New Inverse Peptide Synthesis Strategy – NIPS

Our studies were first carried out under solution conditions, and the transposition of the obtained results to solid phase peptide chemistry was one of the final objectives of this project. We have focused our research on developing practical and simple reaction conditions, trying to keep on mind the need for atom economy (compared with the classical use of coupling reagents). This requires the use of simple, cheaper and non-toxic reagents. Moreover, we have established a strong collaboration between our group, specialized in synthetic organic chemistry, and the group of Pr. Gilles Subra, who is expert in supported peptide synthesis. Synergies that arose from the experience of both groups, [in addition of their own synthetic platform which implies the laboratories and all the synthesis and analytical equipment necessary to an ideal working environment and to the project realization (ICGM and IBMM)] have insured the good development of the proposal.

A procedure based on the combination of activated alpha-aminoesters with carboxylic acids has been developed, thanks to the financial support allowed by ANR. The method was successfully applied to the solution synthesis of several dipeptides and tripetides in very good yields. Additionally, a model tetrapeptide could be prepared in the challenging reverse N?C direction, and the use of sensitive cysteine showed encouraging results as no epimerization was detected during the synthesis of a dipeptide bearing such amino acid residue. Transposition to a large-scale synthesis of a dipeptide was also realized.

Our future efforts will cover both, the transposition of our method to solid phase peptide chemistry and also the use of encumbered amino acid residues. Moreover, we also envisage to elucidate the mechanistic pathway of the reaction via NMR 13C studies and in situ IR spectroscopy.

To date, the work achieved within this project gave rise to 3 publications in prestigious international journals (ACIE in 2014; Synthesis in 2014; Organic Syntheses in 2015). Two additional papers are currently under preparation, in which a Chemical Reviews. Moreover, two oral communcations have been done: one during the 3rd SCF-d’Avenir at Montpellier in 2015 (R. Marcia de Figueiredo) and another one during the SECO 52 - France (J.-S. Suppo, NIPS PhD Fellow, oral communication award). Poster presentations (5) were also realized.

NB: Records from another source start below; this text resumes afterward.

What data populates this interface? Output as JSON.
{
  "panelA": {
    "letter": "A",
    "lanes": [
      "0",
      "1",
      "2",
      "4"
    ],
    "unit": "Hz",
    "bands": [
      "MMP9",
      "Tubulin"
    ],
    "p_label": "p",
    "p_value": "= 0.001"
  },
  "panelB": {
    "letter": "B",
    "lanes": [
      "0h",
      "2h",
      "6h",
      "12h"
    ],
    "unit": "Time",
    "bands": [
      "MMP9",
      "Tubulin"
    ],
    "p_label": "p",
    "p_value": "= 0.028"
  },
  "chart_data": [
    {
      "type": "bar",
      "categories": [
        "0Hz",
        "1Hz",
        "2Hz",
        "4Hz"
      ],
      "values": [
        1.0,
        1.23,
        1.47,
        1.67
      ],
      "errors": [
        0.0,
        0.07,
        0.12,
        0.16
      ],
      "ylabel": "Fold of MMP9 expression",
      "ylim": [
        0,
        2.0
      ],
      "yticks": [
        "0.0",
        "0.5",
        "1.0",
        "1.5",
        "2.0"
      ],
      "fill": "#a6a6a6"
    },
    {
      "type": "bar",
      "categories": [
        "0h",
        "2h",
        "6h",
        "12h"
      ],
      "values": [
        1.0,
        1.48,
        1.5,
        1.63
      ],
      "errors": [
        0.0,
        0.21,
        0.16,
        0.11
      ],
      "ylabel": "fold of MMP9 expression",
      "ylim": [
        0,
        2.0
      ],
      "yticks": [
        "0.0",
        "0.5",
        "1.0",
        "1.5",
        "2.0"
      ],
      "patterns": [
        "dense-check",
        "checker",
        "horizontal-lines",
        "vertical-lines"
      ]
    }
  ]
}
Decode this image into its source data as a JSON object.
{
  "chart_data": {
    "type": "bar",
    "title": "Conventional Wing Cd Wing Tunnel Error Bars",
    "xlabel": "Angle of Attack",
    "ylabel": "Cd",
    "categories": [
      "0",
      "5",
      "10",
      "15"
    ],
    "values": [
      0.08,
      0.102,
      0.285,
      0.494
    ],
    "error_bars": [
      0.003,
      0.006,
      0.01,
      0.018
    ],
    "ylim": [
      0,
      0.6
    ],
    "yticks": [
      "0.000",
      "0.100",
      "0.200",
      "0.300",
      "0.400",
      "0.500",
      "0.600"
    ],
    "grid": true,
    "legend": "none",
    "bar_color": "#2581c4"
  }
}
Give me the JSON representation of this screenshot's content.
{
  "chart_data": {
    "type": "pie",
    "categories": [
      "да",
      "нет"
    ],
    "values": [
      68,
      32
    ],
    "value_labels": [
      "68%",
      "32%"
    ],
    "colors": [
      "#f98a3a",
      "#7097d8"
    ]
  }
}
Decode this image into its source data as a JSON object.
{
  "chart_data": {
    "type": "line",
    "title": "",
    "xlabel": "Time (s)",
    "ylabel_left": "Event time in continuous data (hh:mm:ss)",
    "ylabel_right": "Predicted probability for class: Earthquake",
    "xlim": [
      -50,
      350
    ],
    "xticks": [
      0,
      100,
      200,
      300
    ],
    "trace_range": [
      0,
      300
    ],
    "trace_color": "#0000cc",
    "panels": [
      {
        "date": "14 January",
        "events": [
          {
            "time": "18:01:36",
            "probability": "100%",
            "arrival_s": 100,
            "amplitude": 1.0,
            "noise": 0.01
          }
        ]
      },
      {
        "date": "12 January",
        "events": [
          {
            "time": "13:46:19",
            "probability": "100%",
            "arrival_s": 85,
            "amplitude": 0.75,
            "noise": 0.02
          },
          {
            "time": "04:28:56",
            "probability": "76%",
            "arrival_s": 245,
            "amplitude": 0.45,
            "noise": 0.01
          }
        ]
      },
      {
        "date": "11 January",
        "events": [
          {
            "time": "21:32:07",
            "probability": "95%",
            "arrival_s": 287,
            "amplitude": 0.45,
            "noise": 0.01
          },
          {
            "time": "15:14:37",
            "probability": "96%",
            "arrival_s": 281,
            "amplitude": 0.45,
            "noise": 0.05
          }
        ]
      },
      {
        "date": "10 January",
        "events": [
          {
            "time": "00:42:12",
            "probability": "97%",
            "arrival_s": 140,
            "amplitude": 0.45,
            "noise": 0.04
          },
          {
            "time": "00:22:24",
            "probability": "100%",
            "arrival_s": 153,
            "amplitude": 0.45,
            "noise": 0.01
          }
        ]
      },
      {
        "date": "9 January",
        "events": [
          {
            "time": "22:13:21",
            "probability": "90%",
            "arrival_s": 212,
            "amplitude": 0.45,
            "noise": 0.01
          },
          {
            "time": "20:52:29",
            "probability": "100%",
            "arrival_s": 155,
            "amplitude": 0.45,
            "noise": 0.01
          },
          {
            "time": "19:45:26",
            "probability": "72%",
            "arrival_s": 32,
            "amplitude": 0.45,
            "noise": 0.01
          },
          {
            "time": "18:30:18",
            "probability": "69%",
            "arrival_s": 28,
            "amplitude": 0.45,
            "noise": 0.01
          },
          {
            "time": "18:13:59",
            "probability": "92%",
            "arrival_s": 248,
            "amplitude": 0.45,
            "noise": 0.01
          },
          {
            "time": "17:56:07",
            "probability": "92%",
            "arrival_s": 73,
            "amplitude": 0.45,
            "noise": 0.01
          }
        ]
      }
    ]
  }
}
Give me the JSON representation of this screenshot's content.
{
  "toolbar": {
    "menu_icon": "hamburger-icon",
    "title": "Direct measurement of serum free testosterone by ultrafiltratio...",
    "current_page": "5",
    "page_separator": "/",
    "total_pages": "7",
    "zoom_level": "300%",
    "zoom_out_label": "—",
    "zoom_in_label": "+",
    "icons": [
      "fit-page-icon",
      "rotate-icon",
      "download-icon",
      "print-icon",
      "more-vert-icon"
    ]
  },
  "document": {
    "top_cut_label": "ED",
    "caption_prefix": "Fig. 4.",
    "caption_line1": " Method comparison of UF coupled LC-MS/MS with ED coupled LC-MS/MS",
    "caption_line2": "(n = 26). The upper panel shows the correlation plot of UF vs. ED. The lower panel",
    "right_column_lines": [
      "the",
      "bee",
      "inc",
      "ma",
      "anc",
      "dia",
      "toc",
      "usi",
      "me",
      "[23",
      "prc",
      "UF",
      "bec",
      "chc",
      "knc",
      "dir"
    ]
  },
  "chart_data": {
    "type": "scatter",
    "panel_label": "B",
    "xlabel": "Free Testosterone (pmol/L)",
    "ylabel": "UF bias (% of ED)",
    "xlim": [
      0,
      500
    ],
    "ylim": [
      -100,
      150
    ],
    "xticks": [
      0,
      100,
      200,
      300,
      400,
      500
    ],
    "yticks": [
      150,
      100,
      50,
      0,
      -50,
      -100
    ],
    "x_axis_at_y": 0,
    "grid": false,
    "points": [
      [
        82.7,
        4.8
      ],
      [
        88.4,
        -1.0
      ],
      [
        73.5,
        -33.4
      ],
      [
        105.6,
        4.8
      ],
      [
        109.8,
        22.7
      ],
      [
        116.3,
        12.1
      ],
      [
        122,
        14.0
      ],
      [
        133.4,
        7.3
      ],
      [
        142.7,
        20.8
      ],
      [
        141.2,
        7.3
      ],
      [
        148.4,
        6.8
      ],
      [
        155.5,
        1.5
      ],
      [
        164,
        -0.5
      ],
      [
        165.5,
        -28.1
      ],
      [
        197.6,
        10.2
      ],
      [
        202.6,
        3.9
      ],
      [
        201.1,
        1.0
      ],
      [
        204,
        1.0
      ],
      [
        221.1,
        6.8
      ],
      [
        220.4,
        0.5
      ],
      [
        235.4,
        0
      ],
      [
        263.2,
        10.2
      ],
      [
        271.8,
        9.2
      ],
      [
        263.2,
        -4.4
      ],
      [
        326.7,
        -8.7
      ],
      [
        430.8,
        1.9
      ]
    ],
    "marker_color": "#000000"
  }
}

Peptides are attracting increasing attention not only as therapeutics (60 peptide drugs are on the market) but also in polymer or material sciences: Artificial silks, hydrogels, supported catalysts, targeting agents for imaging or therapy, are only a few examples of this matter of facts. The main goal of the NIPS project is to radically innovate the way of creating the peptidic bond by activating the N-function instead of the classical carboxylic activation. This New Inverse Peptide Synthesis Strategy might allow the resolution of some problems associated with classical peptide coupling reagents. Although these reagents are very efficient, some drawbacks inherently linked to their mode of activation are well-known:
- The use of these coupling reagents forces the direction of the peptide synthesis. Whereas peptides are naturally built-up in the N?C direction, they are chemically synthesized from the C-terminal to the N-terminal end in order to minimize the epimerization whenever an amino-acid is introduced.
- Some AA are also particularly sensitive to epimerization during their activation. This is the case of histidine and cysteine residues that have the highest susceptibility to racemize during carboxylate activation.
- Moreover, the introduction of sterically hindered AA is known to be inherently more tricky due to the formation of a congested tetrahedric intermediate (SN2t mechanism) during the amide formation. The introduction of these AA usually requires extended time of reactions and/or special peptide coupling reagents. Finally, peptide fragment couplings, and consequently cyclo-peptide synthesis, are usually not allowed due to unpredictable levels of racemisation of the C-terminal AA residue due, again, to non-predictable epimerization levels, thus demanding a great deal of optimization studies.
In conclusion the NIPS project aims on developing a new innovative strategy to construct peptides through the activation of the ‘amino’ function. With this tool in hands, and according to preliminary encouraging results, we hope to be able to palliate, at least part of, the main problems associated with current classical peptide coupling reagents.